Sunday, October 8, 2017

Week 1: Natalie Hill_Section A01

Though I had heard about public universities, such as those in the University of California school system, becoming more like corporate-run businesses, I did not feel the full extent of this transition’s effect until I became a student at the University of California Davis. As Kieu-Linh Caroline Valverde stated in her work, Fight the Tower: A Call to Action for Women of Color in Academia, many women of color are being forced to remain in lecturer positions despite the exemplary work many of them produce. I first witnessed a sign of this epidemic when I discovered that my statistics teacher was not a professor, but a part-time lecturer during my first quarter at UC Davis. She was an excellent teacher, always available and encouraging during office hours, and was never averse to being more available to her students who needed extra help despite commuting from Berkeley every day. After reading Professor Valverde’s article, I am beside myself that UC Davis can find money to renovate the Activities and Recreation Center as well as engage in multiple other construction projects, but not have enough funds to give exceptional faculty tenure, especially women of color. In accordance with the latter, I was astonished to learn that despite the fact that 3.2 percent of the people who earned master’s degrees and 3.1 percent of the people who earned doctoral degrees in 2007 were Asian American women, only 1.8 percent held tenured positions at colleges and universities (Valverde, 2013).

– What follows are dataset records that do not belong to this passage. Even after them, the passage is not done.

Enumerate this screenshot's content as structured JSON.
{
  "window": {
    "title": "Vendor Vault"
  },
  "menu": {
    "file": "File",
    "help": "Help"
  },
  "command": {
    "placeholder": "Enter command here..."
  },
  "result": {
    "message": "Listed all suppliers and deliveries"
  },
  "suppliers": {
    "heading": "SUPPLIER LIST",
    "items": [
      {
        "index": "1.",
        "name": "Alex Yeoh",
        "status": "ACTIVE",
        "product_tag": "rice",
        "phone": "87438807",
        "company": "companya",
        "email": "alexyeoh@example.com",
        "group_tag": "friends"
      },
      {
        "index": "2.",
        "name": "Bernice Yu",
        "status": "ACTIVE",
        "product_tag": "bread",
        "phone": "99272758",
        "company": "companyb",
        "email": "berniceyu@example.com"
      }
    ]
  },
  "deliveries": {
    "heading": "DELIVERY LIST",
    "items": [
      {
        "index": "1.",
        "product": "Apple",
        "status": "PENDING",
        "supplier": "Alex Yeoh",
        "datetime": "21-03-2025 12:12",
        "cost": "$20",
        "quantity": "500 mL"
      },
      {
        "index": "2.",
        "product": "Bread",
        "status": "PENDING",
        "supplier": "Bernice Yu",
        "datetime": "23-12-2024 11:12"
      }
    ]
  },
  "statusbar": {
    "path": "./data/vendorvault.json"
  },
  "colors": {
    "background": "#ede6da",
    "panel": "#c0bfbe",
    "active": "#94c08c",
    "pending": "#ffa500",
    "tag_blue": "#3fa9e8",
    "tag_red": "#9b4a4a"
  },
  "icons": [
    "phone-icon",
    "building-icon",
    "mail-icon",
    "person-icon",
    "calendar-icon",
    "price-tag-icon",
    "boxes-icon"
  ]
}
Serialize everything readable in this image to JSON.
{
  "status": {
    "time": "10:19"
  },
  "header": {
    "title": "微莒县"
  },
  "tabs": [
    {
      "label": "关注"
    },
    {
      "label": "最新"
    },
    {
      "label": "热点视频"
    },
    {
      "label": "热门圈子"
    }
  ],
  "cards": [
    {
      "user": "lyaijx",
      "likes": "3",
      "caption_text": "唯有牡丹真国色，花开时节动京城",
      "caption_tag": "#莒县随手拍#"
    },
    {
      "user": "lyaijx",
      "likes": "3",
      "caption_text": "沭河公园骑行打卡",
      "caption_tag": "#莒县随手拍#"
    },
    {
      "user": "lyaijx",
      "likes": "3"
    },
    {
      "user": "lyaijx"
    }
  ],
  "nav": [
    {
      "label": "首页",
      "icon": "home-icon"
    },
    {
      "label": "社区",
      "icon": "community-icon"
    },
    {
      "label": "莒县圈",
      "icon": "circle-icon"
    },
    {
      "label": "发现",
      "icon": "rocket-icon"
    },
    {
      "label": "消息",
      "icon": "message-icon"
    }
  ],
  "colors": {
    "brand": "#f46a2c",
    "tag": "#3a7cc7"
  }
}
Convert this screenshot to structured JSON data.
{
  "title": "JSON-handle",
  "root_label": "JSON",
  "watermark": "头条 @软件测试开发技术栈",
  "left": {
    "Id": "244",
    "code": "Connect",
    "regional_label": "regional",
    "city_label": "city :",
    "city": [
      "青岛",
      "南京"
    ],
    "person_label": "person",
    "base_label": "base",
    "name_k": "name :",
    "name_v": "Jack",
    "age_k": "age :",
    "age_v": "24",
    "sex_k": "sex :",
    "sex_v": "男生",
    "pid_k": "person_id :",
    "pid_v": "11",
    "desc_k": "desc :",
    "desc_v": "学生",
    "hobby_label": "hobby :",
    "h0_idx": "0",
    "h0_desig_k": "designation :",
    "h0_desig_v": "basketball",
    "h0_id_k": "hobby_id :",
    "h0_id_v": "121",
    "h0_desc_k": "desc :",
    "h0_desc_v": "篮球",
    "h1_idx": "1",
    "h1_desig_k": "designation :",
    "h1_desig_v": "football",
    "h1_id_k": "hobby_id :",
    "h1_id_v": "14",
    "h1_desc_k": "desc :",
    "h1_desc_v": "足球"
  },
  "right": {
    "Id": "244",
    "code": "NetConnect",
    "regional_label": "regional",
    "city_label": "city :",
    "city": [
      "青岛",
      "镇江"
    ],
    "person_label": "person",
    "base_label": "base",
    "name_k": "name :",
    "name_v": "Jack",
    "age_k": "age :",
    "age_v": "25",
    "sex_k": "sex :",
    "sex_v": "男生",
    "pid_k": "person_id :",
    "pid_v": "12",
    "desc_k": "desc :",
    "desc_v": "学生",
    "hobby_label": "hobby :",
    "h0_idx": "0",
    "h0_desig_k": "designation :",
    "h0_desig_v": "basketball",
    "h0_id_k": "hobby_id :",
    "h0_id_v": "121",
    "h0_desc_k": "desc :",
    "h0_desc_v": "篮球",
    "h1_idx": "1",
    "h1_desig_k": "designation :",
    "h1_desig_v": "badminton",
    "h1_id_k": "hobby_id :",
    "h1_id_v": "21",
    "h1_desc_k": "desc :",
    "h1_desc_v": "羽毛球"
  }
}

However, what struck me the most about Professor Valverde’s article was her shining light upon inter-racial and inter-ethnic tensions in the Asian American community. I have often been critical of the university’s mission to so forcefully push diversity and an anti-racist mindset without acknowledging the racism and bigotry that often exists within minority communities. I think it’s important that we as Asian Americans join forces against the white, patriarchal system that is so ingrained in our governmental system and societal structure. Otherwise, our division will only aid the oligarchy in staying at the top and force us to remain at the bottom of the economic ladder.

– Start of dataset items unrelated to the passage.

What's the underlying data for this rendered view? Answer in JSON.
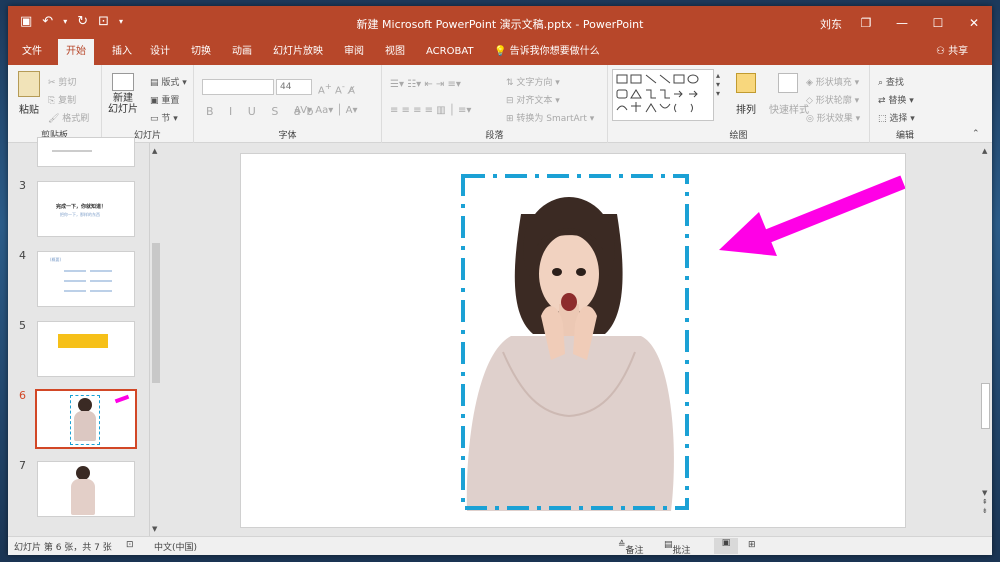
{
  "titlebar": {
    "title": "新建 Microsoft PowerPoint 演示文稿.pptx  -  PowerPoint",
    "user": "刘东",
    "minimize": "—",
    "restore": "❐",
    "maximize": "☐",
    "close": "✕"
  },
  "tabs": [
    "文件",
    "开始",
    "插入",
    "设计",
    "切换",
    "动画",
    "幻灯片放映",
    "审阅",
    "视图",
    "ACROBAT",
    "告诉我你想要做什么"
  ],
  "share": "共享",
  "ribbon": {
    "clipboard": {
      "paste": "粘贴",
      "cut": "剪切",
      "copy": "复制",
      "format_painter": "格式刷",
      "label": "剪贴板"
    },
    "slides": {
      "new_slide": "新建",
      "new_slide2": "幻灯片",
      "layout": "版式",
      "reset": "重置",
      "section": "节",
      "label": "幻灯片"
    },
    "font": {
      "size": "44",
      "label": "字体"
    },
    "paragraph": {
      "text_direction": "文字方向",
      "align_text": "对齐文本",
      "smartart": "转换为 SmartArt",
      "label": "段落"
    },
    "drawing": {
      "arrange": "排列",
      "quick_styles": "快速样式",
      "shape_fill": "形状填充",
      "shape_outline": "形状轮廓",
      "shape_effects": "形状效果",
      "label": "绘图"
    },
    "editing": {
      "find": "查找",
      "replace": "替换",
      "select": "选择",
      "label": "编辑"
    }
  },
  "thumbnails": [
    {
      "num": "3",
      "line1": "完成一下，你就知道！",
      "line2": "把你一下，那样的东西"
    },
    {
      "num": "4",
      "line1": "(概要)"
    },
    {
      "num": "5"
    },
    {
      "num": "6"
    },
    {
      "num": "7"
    }
  ],
  "status": {
    "slide_info": "幻灯片 第 6 张，共 7 张",
    "language": "中文(中国)",
    "notes": "备注",
    "comments": "批注"
  },
  "colors": {
    "brand": "#b7472a",
    "dash_border": "#1ba1d5",
    "arrow": "#ff00e6"
  }
}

 I’m glad that Professor Valverde has brought attention to this matter as an Ethnic Studies professional and would like to end on the sentence that struck me most in her piece, Fight the Tower: A Call to Action for Women of Color in Academia, “ The general belief though is that we were fighting the white supremacist patriarchal system out there - that no matter how messy inter-departmental fighting got, they would not easily jeopardize ethnic studies or even those within ethnic studies” (Valverde, 2013).  

Questions: I would like to know why California in particular does not more of their yearly budget toward funding public schools and universities. I also wonder why public universities, such as the University of California system, are able to spend their funds so freely without the input of faculty and the student population.
References:
Valverde, K., (2013). “Fight the Tower”: A Call to Action for Women in Academia, 12(2), 367- 419. Retrieved October 7, 2017.